4.8). Tedavi sırasında fotosensitivite reaksiyonu oluşursa tedavinin durdurulması tavsiye edilir. Eğer diüretik tedavisi tekrar başlatılacaksa güneşe veya suni UVA ışınlarına maruz kalan bölgeler korunmalıdır.

QT sendromu / Torsades de Pointes:

Uzun QT sendromu / Torsades de Pointes’e neden olabilir. Bu nedenle tanısı konmuş veya şüpheli konjenital uzamış QT sendromu veya Torsades de Pointes hastalarında kullanılmamalıdır.

Önlemler:

Su ve elektrolit dengesi:

- Plasma sodyumu:

Tedaviye başlamadan önce ve daha sonra belirli aralıklarla ölçülmelidir. Herhangi bir diüretik tedavisi bazen çok ciddi sonuçlara sebebiyet veren hiponatremiye neden olabilir. Kanda sodyum seviyesindeki düşüş asemptomatik olabilir ve bundan ötürü özellikle yaşlı, sirozlu hastalarda daha sık muntazam kontrol gerektirmektedir. (Bakınız: Advers reaksiyonlar ve doz aşımı)

- Plasma Potasyumu :

Hipokalemiye bağlı olan potasyum kaybı tiyazid ve benzeri olan diüretiklerin en büyük riskidir. Hipokaleminin başlama riski (<3.4 mmol/1) belli yüksek risk popülasyon unda önlenmelidir; (yaşlı, kötü beslenmiş veya çok ilaç tedavisi gören ödemli ve asidozu olan sirozlu hastalar, koroner damar hastalığı ve kalp yetmezliği olan hastalarda). Bu durumda, hipokalemi dijitalis preperatların kardiyak toksisitesini ve aritmi riskini arttırır.

Yukarıda belirtilen her durumda da daha sık plasma potasyum ölçümü gerekir. Plasma potasyumun ilk ölçümü tedavinin başlangıcını takip eden ilk hafta içinde olmalıdır. Hipokalemi saptandığında düzeltilmelidir.

Plasma kalsiyumu:

Tiyazid ve benzeri diüretikleri, üriner sistemden kalsiyum atılım inin azalmasına sebebiyet verebilir ve kandaki kalsiyum değerlerinde az ve geçici artış görülebilir. Daha önceden belirlenememiş hiperparatiroidizme bağlı aşikar hiperkalsemi olabilir.

Tedavi, paratiroid fonksiyonunun araştırılmasından önce sona erdirilmelidir.

Kan glikozu:

Diyabetiklerde ve özellikle de hipokalemi varlığında buna bağlı olarak hipokalemi olduğunda, kanda glikoz seviyesinin ölçümü önemlidir.

Ürik asit:

Hiperürisemik hastalarda gut atakları artabileceğinden, kanda ürik asit seviyesine bağlı olarak doz ayarlanmalıdır.

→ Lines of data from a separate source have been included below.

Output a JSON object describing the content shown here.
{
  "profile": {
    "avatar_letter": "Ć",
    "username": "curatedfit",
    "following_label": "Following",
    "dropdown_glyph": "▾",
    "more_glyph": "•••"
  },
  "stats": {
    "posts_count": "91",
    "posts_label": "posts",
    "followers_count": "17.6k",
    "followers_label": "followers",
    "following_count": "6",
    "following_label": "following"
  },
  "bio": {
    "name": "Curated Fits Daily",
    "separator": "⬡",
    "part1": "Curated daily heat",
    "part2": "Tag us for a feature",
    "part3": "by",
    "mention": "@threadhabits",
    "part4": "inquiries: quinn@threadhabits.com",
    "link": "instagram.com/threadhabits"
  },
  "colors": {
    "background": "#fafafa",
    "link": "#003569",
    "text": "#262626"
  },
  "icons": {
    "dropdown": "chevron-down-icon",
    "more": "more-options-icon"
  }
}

Böbrek ve diüretik fonksiyonlar:

Tiyazid ve benzeri diüretikler sadece renal fonksiyonların normal olduğu veya minimal düzeyde bozulduğu durumlarda tamamen etkilidir. (Plasma kreatinin seviyesinin erişkinlerde 25 mg/lt veya 220^mol/lt altında olduğu durumlarda). Yaşlılarda, plasma kreatinin, yaşa, kiloya ve cinsiyete bağlı olarak ayarlanmalıdır.

Tedavinin başlangıcında, diürez ve natriüreze bağlı olarak gelişen hipovolemi sekonder olarak glomerüler fıltrasyonda azalmaya yol açabilir. Bu da plasma kreatinin ve üre düzeylerinde artışa neden olabilir. Bu geçici fonksiyonel renal yetersizlik, normal renal fonksiyonu olan kişiler için söz konusu olamaz fakat daha önceden renal yetmezliği olan kişilerde durumu bozabilir.

Sporcularda:

Bu ilacın aktif maddesi antidoping testleri sırasında pozitif reaksiyon verebilir. Sporcularda dikkatli olunması gerekir.

Laktoz intoleransı:

İNDADAY 135,000 mg laktoz içermektedir. Nadir kalıtımsal galaktoz intoleransı, Lapp laktoz yetmezliği ya da glikoz-galaktoz malabsorpsiyon problemi olan hastaların bu ilacı kullanmamaları gerekir.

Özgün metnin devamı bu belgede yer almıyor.